I’m about to tell him to piss off, in the nicest possible way of course, when he pushes his sleeves up to his elbows and something on his inner forearm catches my eye.
“Hey, what’s this?” I grab his wrist and gently turn it to fully see the tattoos gracing his skin from wrist to inner elbow. They’re mathematic symbols done in indigo ink.
Gray stiffens a bit, taking a sharp breath. But he lets it out easily and answers with a light voice. “That one there”—he gestures with his chin to the bit I’m tracing with my fingertips at his wrist—“is called Euler’s Identity.” His blue eyes meet mine. “How well do you know mathematics?”
I grimace. “I got up to calculus because it was a major requirement. But I passed on sheer will and short term memory devices. You might as well be speaking in tongues with this stuff.”
Gray gives me a quick, understanding smile. “Okay, then in the shortest sense, mathematicians often refer to Euler’s Identity as the most beautiful mathematical equation in the world because of its elegant simplicity and because it links what we call the five fundamental constants, or fields, of mathematics.”
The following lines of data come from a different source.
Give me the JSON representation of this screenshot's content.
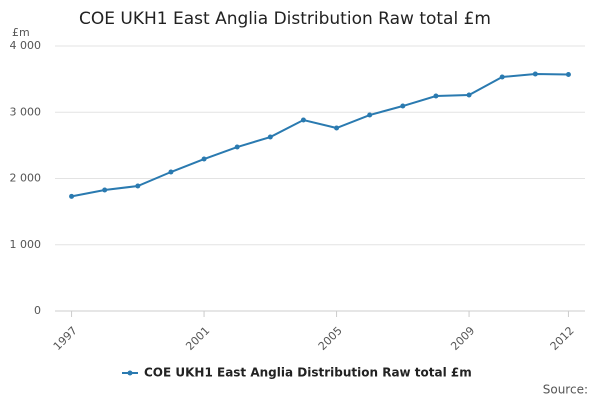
{
  "chart_data": {
    "type": "line",
    "title": "COE UKH1 East Anglia Distribution Raw total £m",
    "y_label": "£m",
    "source": "Source:",
    "x": [
      1997,
      1998,
      1999,
      2000,
      2001,
      2002,
      2003,
      2004,
      2005,
      2006,
      2007,
      2008,
      2009,
      2010,
      2011,
      2012
    ],
    "series": [
      {
        "name": "COE UKH1 East Anglia Distribution Raw total £m",
        "color": "#2a7ab0",
        "values": [
          1730,
          1826,
          1887,
          2098,
          2294,
          2475,
          2626,
          2883,
          2762,
          2958,
          3094,
          3245,
          3260,
          3532,
          3577,
          3570
        ]
      }
    ],
    "xlim": [
      1996.5,
      2012.5
    ],
    "xticks": [
      1997,
      2001,
      2005,
      2009,
      2012
    ],
    "ylim": [
      0,
      4000
    ],
    "yticks": [
      0,
      {
        "value": 1000,
        "label": "1 000"
      },
      {
        "value": 2000,
        "label": "2 000"
      },
      {
        "value": 3000,
        "label": "3 000"
      },
      {
        "value": 4000,
        "label": "4 000"
      }
    ],
    "grid": true
  }
}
“I’ll take your word for it.” I stroke a finger along the equation, then trail up to another tattoo—a long number sequence full of fractions and letters and a bunch of things that look like gobbledygook to me. “And this?”
“Ah, that’s a basic proof for Euler’s Formula.” He eyes me with amusement. “I could explain it but—”
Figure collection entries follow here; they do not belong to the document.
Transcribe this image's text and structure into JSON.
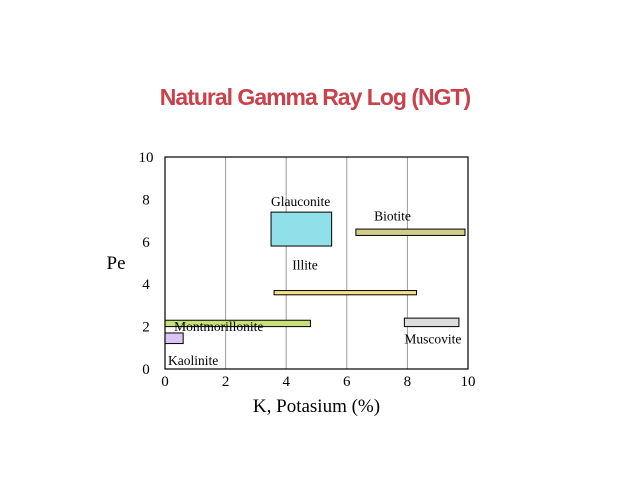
{
  "slide": {
    "title": "Natural Gamma Ray Log (NGT)"
  },
  "chart_data": {
    "type": "bar",
    "subtype": "range-boxes",
    "title": "Natural Gamma Ray Log (NGT)",
    "xlabel": "K, Potasium (%)",
    "ylabel": "Pe",
    "xlim": [
      0,
      10
    ],
    "ylim": [
      0,
      10
    ],
    "xticks": [
      0,
      2,
      4,
      6,
      8,
      10
    ],
    "yticks": [
      0,
      2,
      4,
      6,
      8,
      10
    ],
    "grid": true,
    "series": [
      {
        "name": "Kaolinite",
        "x": [
          0,
          0.6
        ],
        "y": [
          1.2,
          1.7
        ],
        "color": "#d9c6f2",
        "label_at": [
          0.1,
          0.2
        ]
      },
      {
        "name": "Montmorillonite",
        "x": [
          0,
          4.8
        ],
        "y": [
          2.0,
          2.3
        ],
        "color": "#c8e07a",
        "label_at": [
          0.3,
          1.8
        ]
      },
      {
        "name": "Illite",
        "x": [
          3.6,
          8.3
        ],
        "y": [
          3.5,
          3.7
        ],
        "color": "#f5e08a",
        "label_at": [
          4.2,
          4.7
        ]
      },
      {
        "name": "Glauconite",
        "x": [
          3.5,
          5.5
        ],
        "y": [
          5.8,
          7.4
        ],
        "color": "#8fe0e8",
        "label_at": [
          3.5,
          7.7
        ]
      },
      {
        "name": "Biotite",
        "x": [
          6.3,
          9.9
        ],
        "y": [
          6.3,
          6.6
        ],
        "color": "#d0cd8a",
        "label_at": [
          6.9,
          7.0
        ]
      },
      {
        "name": "Muscovite",
        "x": [
          7.9,
          9.7
        ],
        "y": [
          2.0,
          2.4
        ],
        "color": "#dddddd",
        "label_at": [
          7.9,
          1.2
        ]
      }
    ]
  }
}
“That’s okay,” I say quickly, and he chuckles. Slowly I stroke the tattoos. They’re well done, the script elegant, almost feminine in some way. And though the proofs and equations are thrown down in a haphazard fashion, there’s a surety to them, as if the whole thing was written free-flow without pause. “I didn’t know you were into math.”
Gray’s skin prickles, the fine golden hairs on his forearm lifting as I reach his inner elbow. “It’s just something that comes easily to me,” he says with a shrug. “For my mom too. She could have gone into any field—physics, engineering. But she loved history and theoretical study so she ended being a math historian. Euler was an eighteenth-century mathematician and physicist, a genius. Mom kind of had a thing for him.”
I grin. “That’s cute.”
Gray leans closer to me. Our heads nearly touch as both of us look at his tattoos. His voice is almost a whisper it’s so soft. “She, uh… She died.”
My breath slows. “When?” The idea of him hurting over the loss of his mom, and me not being there for him, makes my stomach hollow out.
“When I was sixteen. Breast cancer.” His throat works on a swallow. “She was in a lot of pain toward the end. I’d sit with her, hold her hand.”